Re: What is more "usual": creating webservice from existing java class or starting from WSDL definition ?

From:
Lew <lew@lewscanon.com>
Newsgroups:
comp.lang.java.help
Date:
Fri, 25 Jan 2008 09:36:44 -0500
Message-ID:
<xImdncjlmrlgbgTanZ2dnUVZ_vOlnZ2d@comcast.com>
Jason Stacy wrote:

As well known one can start to create WebServices by two ways:

1.) create a WSDL from an existing java class (with webservice annotations)
or
2.) Create a java class source skeleton from an existing WSDL definition file.

Which approach is more usual?


Does usual == correct?

If webservice projects are started in real world which is preferable ?

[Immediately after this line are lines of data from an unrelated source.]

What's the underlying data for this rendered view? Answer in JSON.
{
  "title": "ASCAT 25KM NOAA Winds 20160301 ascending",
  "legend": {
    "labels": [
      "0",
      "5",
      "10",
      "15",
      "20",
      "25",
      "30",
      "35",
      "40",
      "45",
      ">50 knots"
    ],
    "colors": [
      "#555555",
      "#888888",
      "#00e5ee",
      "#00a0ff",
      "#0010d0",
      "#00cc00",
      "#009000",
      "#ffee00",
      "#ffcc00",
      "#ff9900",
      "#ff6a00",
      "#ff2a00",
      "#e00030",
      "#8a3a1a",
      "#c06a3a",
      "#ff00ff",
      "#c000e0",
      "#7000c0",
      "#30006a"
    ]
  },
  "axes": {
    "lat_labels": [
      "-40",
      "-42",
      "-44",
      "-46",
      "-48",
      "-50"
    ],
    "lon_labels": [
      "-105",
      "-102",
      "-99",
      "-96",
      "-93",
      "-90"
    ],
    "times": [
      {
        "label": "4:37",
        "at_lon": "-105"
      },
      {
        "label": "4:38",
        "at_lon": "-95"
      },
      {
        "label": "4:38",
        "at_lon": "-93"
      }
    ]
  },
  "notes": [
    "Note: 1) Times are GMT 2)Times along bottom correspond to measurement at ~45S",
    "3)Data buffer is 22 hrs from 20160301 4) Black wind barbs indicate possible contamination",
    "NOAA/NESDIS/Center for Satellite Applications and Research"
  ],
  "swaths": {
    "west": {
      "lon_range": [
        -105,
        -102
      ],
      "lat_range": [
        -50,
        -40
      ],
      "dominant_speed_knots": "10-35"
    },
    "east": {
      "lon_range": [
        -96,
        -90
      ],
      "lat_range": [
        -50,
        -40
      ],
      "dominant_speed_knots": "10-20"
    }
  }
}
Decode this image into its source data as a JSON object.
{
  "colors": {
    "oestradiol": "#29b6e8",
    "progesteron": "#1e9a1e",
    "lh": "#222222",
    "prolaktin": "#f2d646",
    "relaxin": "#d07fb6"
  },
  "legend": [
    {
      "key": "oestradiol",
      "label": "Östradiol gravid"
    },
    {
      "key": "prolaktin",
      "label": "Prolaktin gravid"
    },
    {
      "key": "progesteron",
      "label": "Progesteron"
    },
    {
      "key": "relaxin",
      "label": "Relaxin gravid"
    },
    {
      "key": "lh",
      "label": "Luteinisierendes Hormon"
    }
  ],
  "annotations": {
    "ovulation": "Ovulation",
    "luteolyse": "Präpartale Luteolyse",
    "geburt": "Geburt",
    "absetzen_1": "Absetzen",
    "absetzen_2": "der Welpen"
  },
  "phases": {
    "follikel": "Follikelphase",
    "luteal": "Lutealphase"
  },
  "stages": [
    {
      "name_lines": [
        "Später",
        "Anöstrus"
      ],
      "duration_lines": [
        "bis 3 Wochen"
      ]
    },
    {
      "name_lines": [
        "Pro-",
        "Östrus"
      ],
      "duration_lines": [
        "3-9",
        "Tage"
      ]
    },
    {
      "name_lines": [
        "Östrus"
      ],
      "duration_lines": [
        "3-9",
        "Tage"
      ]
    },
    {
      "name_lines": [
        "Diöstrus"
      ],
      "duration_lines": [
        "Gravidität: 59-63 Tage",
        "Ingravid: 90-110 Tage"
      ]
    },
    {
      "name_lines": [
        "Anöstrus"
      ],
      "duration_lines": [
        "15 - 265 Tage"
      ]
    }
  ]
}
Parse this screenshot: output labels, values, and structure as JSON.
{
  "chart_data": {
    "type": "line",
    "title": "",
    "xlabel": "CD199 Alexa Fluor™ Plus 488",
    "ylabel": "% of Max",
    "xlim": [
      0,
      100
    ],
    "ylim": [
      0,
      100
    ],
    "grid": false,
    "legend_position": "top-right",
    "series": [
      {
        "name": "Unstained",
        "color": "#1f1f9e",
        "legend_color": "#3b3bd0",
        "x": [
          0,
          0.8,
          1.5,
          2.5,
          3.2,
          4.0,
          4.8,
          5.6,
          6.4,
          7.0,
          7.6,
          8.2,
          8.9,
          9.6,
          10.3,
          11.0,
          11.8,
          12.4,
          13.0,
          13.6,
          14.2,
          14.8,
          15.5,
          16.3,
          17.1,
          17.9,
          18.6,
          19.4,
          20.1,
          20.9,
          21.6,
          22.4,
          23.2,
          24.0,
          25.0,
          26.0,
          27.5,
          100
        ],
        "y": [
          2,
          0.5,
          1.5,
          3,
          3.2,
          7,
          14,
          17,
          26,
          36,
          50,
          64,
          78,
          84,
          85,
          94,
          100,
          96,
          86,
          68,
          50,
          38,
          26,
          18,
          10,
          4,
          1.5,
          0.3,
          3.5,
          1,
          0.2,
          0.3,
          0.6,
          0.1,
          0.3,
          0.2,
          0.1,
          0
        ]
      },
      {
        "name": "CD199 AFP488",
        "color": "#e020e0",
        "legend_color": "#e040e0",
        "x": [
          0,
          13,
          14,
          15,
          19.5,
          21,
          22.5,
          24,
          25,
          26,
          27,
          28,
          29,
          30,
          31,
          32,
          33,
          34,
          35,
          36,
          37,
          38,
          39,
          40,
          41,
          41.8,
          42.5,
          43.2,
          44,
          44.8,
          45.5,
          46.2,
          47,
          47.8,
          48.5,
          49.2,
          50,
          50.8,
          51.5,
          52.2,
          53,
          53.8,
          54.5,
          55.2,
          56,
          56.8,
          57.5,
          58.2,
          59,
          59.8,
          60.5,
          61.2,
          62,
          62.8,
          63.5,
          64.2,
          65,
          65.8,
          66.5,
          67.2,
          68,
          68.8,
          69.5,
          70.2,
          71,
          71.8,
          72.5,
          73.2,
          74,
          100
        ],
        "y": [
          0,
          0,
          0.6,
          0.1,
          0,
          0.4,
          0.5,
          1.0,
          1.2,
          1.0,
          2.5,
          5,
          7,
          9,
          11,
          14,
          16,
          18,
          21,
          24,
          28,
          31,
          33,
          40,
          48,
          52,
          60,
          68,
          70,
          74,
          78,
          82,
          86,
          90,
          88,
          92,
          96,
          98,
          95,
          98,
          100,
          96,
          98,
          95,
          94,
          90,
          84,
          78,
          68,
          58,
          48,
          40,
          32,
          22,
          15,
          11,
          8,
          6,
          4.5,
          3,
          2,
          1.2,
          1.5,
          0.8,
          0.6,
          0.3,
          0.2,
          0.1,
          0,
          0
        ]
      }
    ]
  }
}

If cabinetry projects are started in the real world, which is preferable, to
have a set of plans by which to build the cabinets, or to develop plans based
on actual cabinets one has built before?

There is a time in the development of a WSDL, like any other programming
artifact, where its expression is informed by prototypes and iterative
re-evaluation of successive versions.

Once the WSDL is published it represents a contract that a web service must
follow. So must its clients. Services and their clients will be generated in
accordance with that WSDL thenceforth.

Future generations of the WSDL will be different WSDLs. Backward
compatibility is less achievable, if ever, in the WSDL-web-service world.

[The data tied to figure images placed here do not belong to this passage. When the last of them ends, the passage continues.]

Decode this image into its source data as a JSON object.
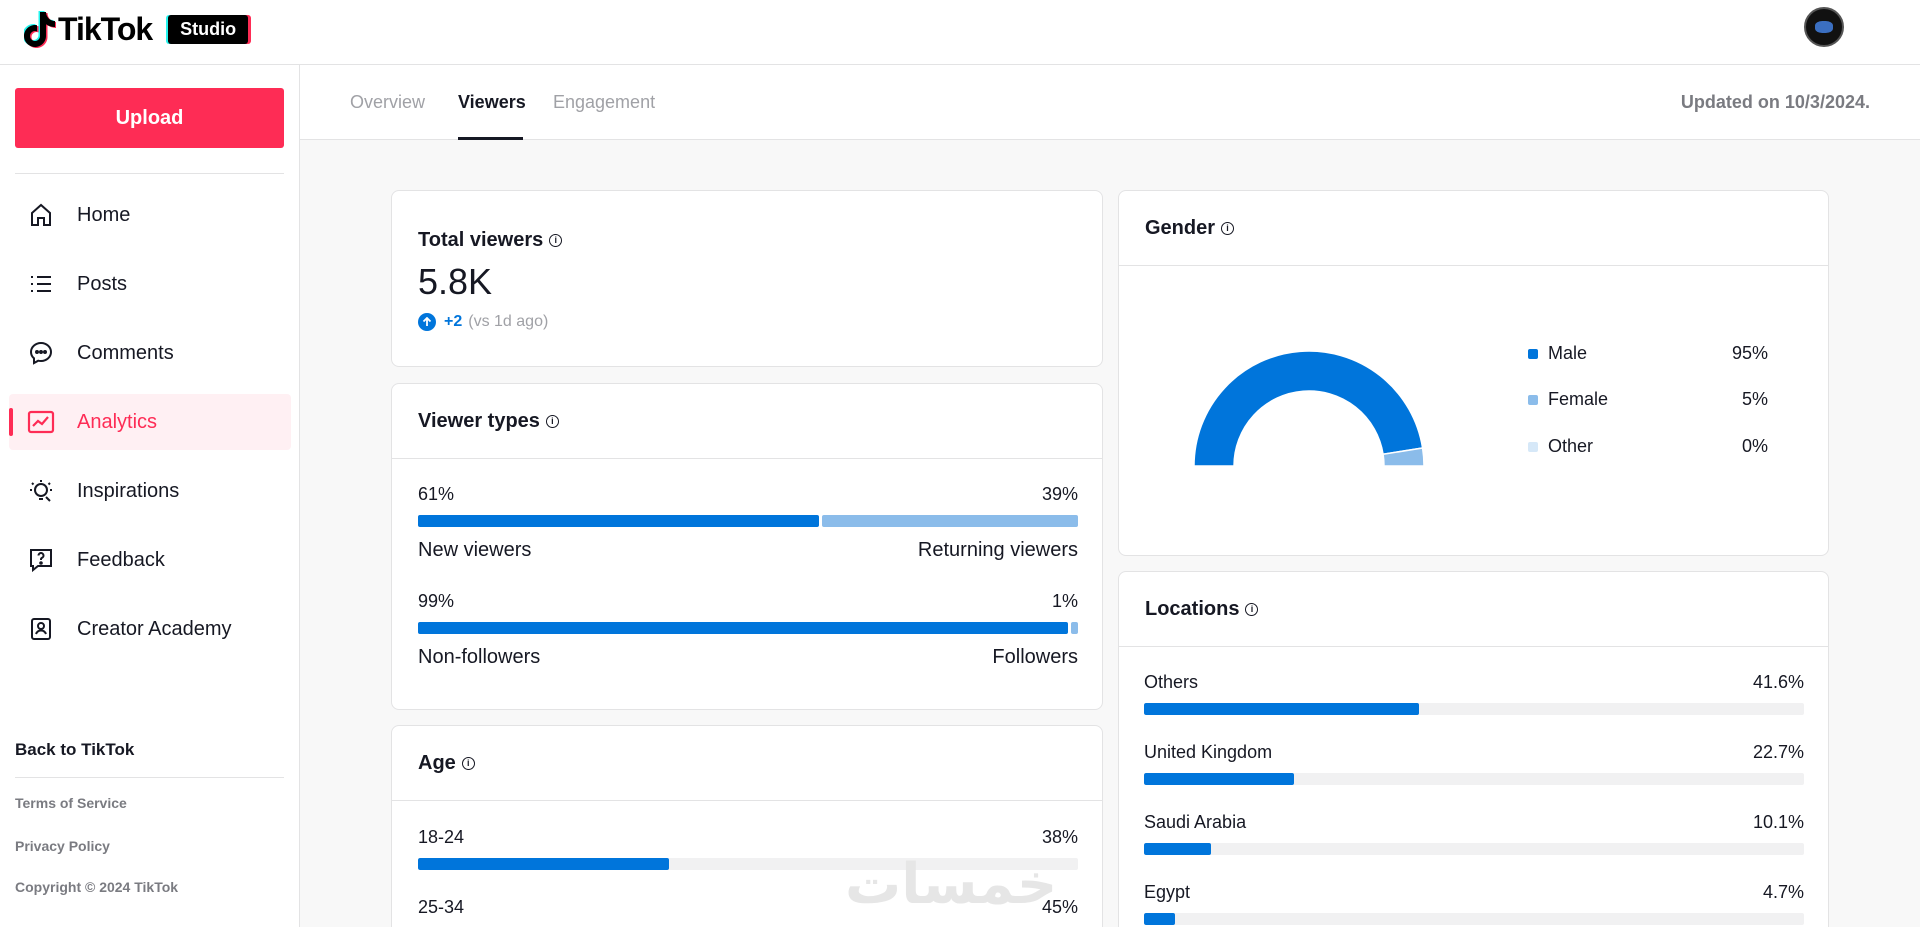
{
  "header": {
    "logo_text": "TikTok",
    "studio_badge": "Studio",
    "avatar_icon": "profile-avatar"
  },
  "sidebar": {
    "upload_label": "Upload",
    "items": [
      {
        "label": "Home",
        "icon": "home-icon"
      },
      {
        "label": "Posts",
        "icon": "list-icon"
      },
      {
        "label": "Comments",
        "icon": "comment-icon"
      },
      {
        "label": "Analytics",
        "icon": "analytics-icon",
        "active": true
      },
      {
        "label": "Inspirations",
        "icon": "lightbulb-icon"
      },
      {
        "label": "Feedback",
        "icon": "feedback-icon"
      },
      {
        "label": "Creator Academy",
        "icon": "academy-icon"
      }
    ],
    "back_link": "Back to TikTok",
    "terms": "Terms of Service",
    "privacy": "Privacy Policy",
    "copyright": "Copyright © 2024 TikTok"
  },
  "tabs": {
    "items": [
      "Overview",
      "Viewers",
      "Engagement"
    ],
    "active": "Viewers",
    "updated": "Updated on 10/3/2024."
  },
  "total_viewers": {
    "title": "Total viewers",
    "value": "5.8K",
    "delta": "+2",
    "delta_note": "(vs 1d ago)"
  },
  "viewer_types": {
    "title": "Viewer types",
    "rows": [
      {
        "left_pct": "61%",
        "right_pct": "39%",
        "left_label": "New viewers",
        "right_label": "Returning viewers",
        "left_value": 61,
        "right_value": 39
      },
      {
        "left_pct": "99%",
        "right_pct": "1%",
        "left_label": "Non-followers",
        "right_label": "Followers",
        "left_value": 99,
        "right_value": 1
      }
    ]
  },
  "age": {
    "title": "Age",
    "rows": [
      {
        "label": "18-24",
        "pct": "38%",
        "value": 38
      },
      {
        "label": "25-34",
        "pct": "45%",
        "value": 45
      }
    ]
  },
  "gender": {
    "title": "Gender",
    "items": [
      {
        "label": "Male",
        "pct": "95%",
        "value": 95,
        "color": "#0075db"
      },
      {
        "label": "Female",
        "pct": "5%",
        "value": 5,
        "color": "#8bbcea"
      },
      {
        "label": "Other",
        "pct": "0%",
        "value": 0,
        "color": "#d6e8f8"
      }
    ]
  },
  "locations": {
    "title": "Locations",
    "rows": [
      {
        "label": "Others",
        "pct": "41.6%",
        "value": 41.6
      },
      {
        "label": "United Kingdom",
        "pct": "22.7%",
        "value": 22.7
      },
      {
        "label": "Saudi Arabia",
        "pct": "10.1%",
        "value": 10.1
      },
      {
        "label": "Egypt",
        "pct": "4.7%",
        "value": 4.7
      }
    ]
  },
  "colors": {
    "brand": "#fe2c55",
    "primary_bar": "#0075db",
    "secondary_bar": "#8bbcea",
    "positive": "#0075db"
  },
  "watermark": "خمسات"
}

Summary: WSDLs might come from annotated classes initially. Classes come
from WSDLs operationally.

Is there a web page which discusses the pros and cons of the two ways ?


GIYF. But there really aren't "pros and cons" as if the different approaches
were somehow contradictory. They're complementary, intended for different
phases of the service's life and different purposes within it.